Sanguine Malpractice

  Therapeutic phlebotomy, or bloodletting, is the process of surgically removing portions of a patient's blood. Physicians say, or maybe believe, that it is in the blood of a creature where disease resides, and so removing the blood removes the disease.   There are two methods of bloodletting: the most common is through incision, allowing a certain amount of the patient's blood to drain before the cut is bandaged. Unfortunately, this treatment often leads to infection, and limbs can be lost as a result of such practice.   The second method is through leeches.

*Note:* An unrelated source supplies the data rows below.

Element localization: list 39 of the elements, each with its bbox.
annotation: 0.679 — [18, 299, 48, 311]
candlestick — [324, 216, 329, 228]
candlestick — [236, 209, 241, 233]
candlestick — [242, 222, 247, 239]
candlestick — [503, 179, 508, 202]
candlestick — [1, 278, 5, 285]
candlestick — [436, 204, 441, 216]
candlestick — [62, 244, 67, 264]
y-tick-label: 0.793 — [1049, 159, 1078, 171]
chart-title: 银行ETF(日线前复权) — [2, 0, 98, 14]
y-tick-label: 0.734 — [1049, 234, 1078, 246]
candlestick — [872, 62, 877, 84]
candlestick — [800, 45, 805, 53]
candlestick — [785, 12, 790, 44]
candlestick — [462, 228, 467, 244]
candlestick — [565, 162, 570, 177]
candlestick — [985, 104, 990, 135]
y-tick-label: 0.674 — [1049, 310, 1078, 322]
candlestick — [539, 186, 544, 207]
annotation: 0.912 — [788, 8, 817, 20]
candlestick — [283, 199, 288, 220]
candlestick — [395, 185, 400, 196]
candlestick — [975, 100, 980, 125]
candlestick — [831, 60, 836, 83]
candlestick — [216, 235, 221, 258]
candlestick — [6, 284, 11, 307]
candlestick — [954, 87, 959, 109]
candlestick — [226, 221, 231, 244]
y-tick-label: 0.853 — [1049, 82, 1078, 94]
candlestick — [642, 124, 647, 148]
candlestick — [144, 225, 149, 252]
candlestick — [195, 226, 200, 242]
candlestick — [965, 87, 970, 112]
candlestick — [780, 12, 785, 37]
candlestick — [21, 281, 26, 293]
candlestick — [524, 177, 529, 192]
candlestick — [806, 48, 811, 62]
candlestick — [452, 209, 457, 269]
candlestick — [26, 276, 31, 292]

Certain amounts of leeches are attached to the patient's arm or leg, and allowed to feed on the patient's blood. Some apothecaries have detailed charts for how many leeches should be used and for how long they should be allowed to remain, but most simply make arbitrary decisions.   Bloodletting results in weakness and fatigue, and usually does more harm for the patient's ability to combat the disease than good. If too much blood is drained, it can directly kill the patient. Bloodletting by incision also risks infection and anemia. However, such practice is rampant in the central lands of Ravengrin.  

Divine Intercession

  But all hope is not lost.   A sect of priests of Prion, whose dogma also includes medicine, have sworn to root out these corrupt physicians and put an end to malpractices such as bloodletting, and bring whatever healing they can to the peoples of the land.   Unfortunately, while their goal is righteous, they are woefully under equipped and barely have more knowledge of medicine than the malpractitioners themselves.